Thursday, 28 April 2016

Nobody move or the farm animal gets it!!

From The Guardian:

With so many loud voices clamouring to be heard in the Brexit debate, there is a risk we will fail to consider those that cannot speak at all – animals. But voting to leave the European Union could have a profound effect on their welfare. Britain has a reputation as a nation of animal lovers, but over the past decade our lawmakers have lagged behind Europe’s in protecting them from harm.

… we have become increasingly reliant on Brussels for strong regulations to protect farmed animals. We have Europe to thank for Britain getting welfare laws for farmed pigs and chickens, such as banning barren cages for battery hens in 2012 and sow stalls – which kept pigs unable to move for most of their lives – in 2013.

Another factor in this debate is what happens to the annual £2.4bn EU subsidies to British farmers in the event of Brexit, around 53% of their incomes, and what that means for farmed animals. If Britain leaves, that subsidy goes, as does farmers’ easy access to the single market. Farming minister George Eustice said in February that the government would pay a subsidy in the case of Brexit. It is unclear how he can promise this, especially as his boss, the prime minister, is still sticking to the line that he has no contingency plans for leaving the EU.

If farmers did end up getting fewer subsidies post-Brexit, the implications for animal rights are poor. Animal farmers are not monsters, and many farms just want to do the right thing – I was raised on one. But as the author Upton Sinclair once said: “It is difficult to get a man to understand something when his salary depends upon his not understanding it.”


That last sentence says it all, really. These people have no shame.

7 comments:

Rich Tee said...

"but over the past decade our lawmakers have lagged behind Europe’s in protecting them from harm"

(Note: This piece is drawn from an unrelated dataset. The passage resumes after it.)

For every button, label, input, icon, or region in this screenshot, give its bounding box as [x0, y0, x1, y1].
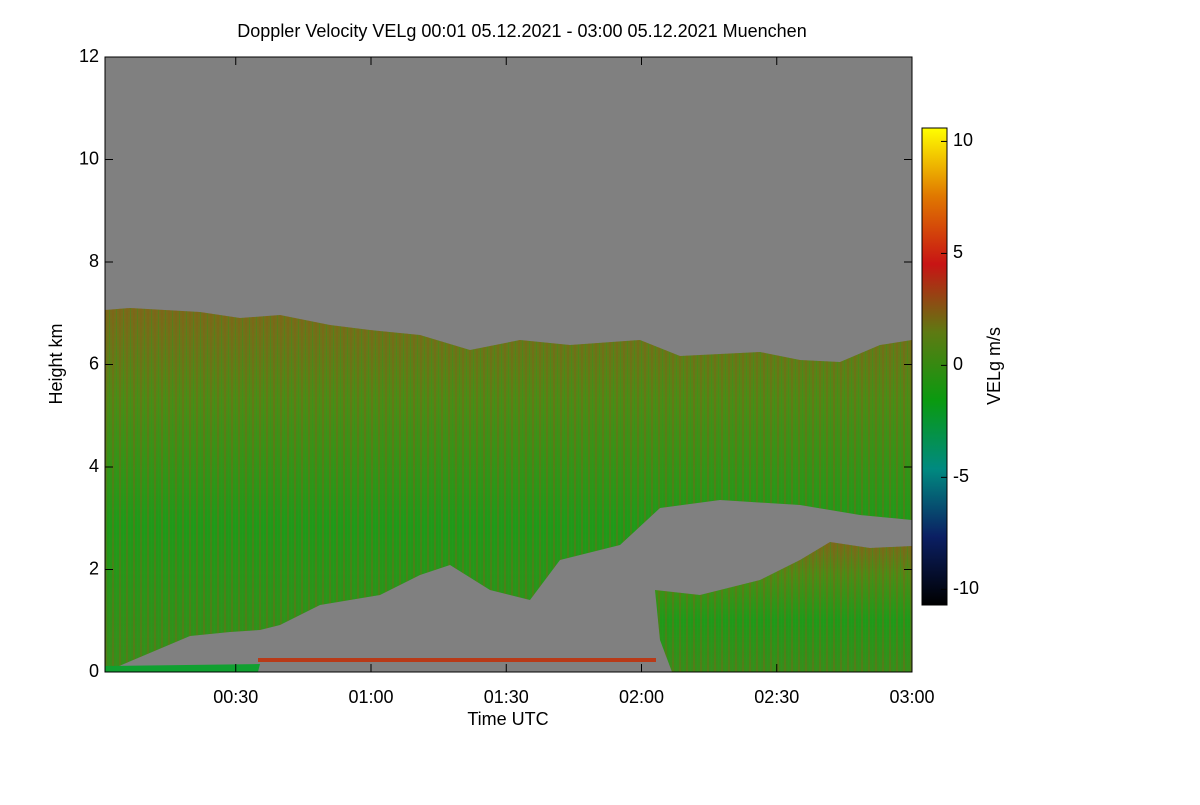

Yes, because if the EU is making the laws at a supra-national level then there is no point in making them again at a national level.

L fairfax said...

When Tony Blair introduced stricter standards for looking after pigs, pork production fell in the UK because it was hit by imports from the EU.
Outside the EU, we could (if desired lets not debate whether or not it is) insist on very high standards and only let foreign suppliers sell to us if they met them.

Mark Wadsworth said...

RT exactly

LF exactly.

Dinero said...

This BBC interview with Obama. The chairs are so small, it looks like a children's library , there's no explanation on the page.
http://www.bbc.co.uk/news/uk-36124343

View from the Solent said...

"... what happens to the annual £2.4bn EU subsidies to British farmers...?"

It is, of course, just some of our own money being grudgingly given back.

The Stigler said...

What L Fairfax said

No other country I can think of has such a Disneyfied view of animals* as the UK. We ban the production of foie gras here, but thankfully the French still produce it.

I can get into a debate about the value of trade or maybe of common standards about things. The EU deciding to use GSM as a phone standard is a good thing the EU did. The EU clamping down on governments forming an airline cartel was a good thing. But this sort of crap is irritating for it's utter vacuousness. Animal rights, women's rights, employment rights? We could just introduce it all as national laws in hours.

Mark Wadsworth said...

Din, good one, I have posted.

VFTS, a) that and b) subsidies to landowners are the very worst kind of subsidies.

TS, this isn't about the EU clamping down (let us assume for sake of argument that EU animal welfare standards are 'about right' which is a moral not an economic question), the British government can just continue applying the legislation after Brexit, if that makes life easier for everybody. Or we might be stricter, or less strict, but fucking hell.